HEAT STRESS AFFECTS HIGH ABILITY MARATHONERS MORE THAN LOWER ABILITY ATHLETES
Ely, M. R., Martin, D. E., Cheuvront, S. N., & Montain, S. J. (2008). Effect of heat stress on marathon pacing is dependent on runner ability. ACSM 55th Annual Meeting Indianapolis, Presentation Number, 1932.
This study determined how heat stress influenced the pacing of runners of differing abilities throughout a marathon. Race results were obtained from three Japanese Women’s championship marathons that included 5-km splits, finishing time, and corresponding weather conditions. A total of 62 race years’ outcomes were analyzed using the race winner and 25th, 50th and 100th place finishers.

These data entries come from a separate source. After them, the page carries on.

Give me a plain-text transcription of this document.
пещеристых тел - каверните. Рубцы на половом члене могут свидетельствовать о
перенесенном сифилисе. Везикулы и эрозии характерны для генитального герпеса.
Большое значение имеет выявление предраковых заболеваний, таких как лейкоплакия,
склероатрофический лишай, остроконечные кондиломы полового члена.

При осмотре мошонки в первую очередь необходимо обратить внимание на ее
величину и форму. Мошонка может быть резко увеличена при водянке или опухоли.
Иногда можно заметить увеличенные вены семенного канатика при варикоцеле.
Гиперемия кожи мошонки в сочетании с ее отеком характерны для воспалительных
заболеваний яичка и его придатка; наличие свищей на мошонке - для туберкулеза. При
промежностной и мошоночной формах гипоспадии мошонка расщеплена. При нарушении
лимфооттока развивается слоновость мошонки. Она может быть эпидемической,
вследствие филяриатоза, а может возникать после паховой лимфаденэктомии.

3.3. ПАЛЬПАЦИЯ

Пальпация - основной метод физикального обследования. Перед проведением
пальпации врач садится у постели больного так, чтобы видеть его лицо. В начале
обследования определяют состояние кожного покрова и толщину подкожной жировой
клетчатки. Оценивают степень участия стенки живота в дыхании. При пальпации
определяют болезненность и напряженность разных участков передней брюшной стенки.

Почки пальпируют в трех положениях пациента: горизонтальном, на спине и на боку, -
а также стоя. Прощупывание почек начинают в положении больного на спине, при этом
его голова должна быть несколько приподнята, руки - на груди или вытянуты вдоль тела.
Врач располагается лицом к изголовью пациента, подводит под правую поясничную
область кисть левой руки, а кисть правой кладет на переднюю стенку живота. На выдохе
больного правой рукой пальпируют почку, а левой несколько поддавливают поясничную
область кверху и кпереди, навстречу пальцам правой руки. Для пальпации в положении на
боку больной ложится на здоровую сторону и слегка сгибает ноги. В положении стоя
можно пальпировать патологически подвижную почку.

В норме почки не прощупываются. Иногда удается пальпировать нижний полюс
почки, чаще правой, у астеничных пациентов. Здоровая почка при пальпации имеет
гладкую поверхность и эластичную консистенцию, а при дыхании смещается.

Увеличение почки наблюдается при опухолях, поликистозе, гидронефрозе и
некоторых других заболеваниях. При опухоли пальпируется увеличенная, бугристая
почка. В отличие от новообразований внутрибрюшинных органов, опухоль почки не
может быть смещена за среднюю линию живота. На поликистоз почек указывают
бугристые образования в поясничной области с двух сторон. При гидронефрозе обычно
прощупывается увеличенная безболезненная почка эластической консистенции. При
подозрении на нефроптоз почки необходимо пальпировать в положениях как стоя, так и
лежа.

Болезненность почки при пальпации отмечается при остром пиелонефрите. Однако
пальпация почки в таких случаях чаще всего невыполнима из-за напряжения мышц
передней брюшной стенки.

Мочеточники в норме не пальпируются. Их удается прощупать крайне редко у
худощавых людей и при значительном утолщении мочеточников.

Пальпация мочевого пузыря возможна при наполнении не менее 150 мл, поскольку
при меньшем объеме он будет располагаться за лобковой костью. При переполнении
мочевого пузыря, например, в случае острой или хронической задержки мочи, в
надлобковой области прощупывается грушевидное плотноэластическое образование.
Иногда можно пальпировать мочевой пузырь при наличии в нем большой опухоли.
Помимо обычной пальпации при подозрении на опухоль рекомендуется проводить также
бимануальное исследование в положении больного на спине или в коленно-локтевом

The difference between the first (0-5-km) and last (35-40-km) 5-km split times (the pace differential) for the 100th place finishers was the same in cool (5-10°C) as temperate (15.1-21°C) conditions. The pace differential for the 50th place finishers tended to increase with heat stress but was not significantly different. In contrast, heat stress resulted in a slowing of pace for the 25th place finishers and race winners.
Implication. Heat stress had a greater negative effect on the ability of faster runners (winner, 25th place) to maintain race pace while having no significant effect on slower runners (50th, 100th place).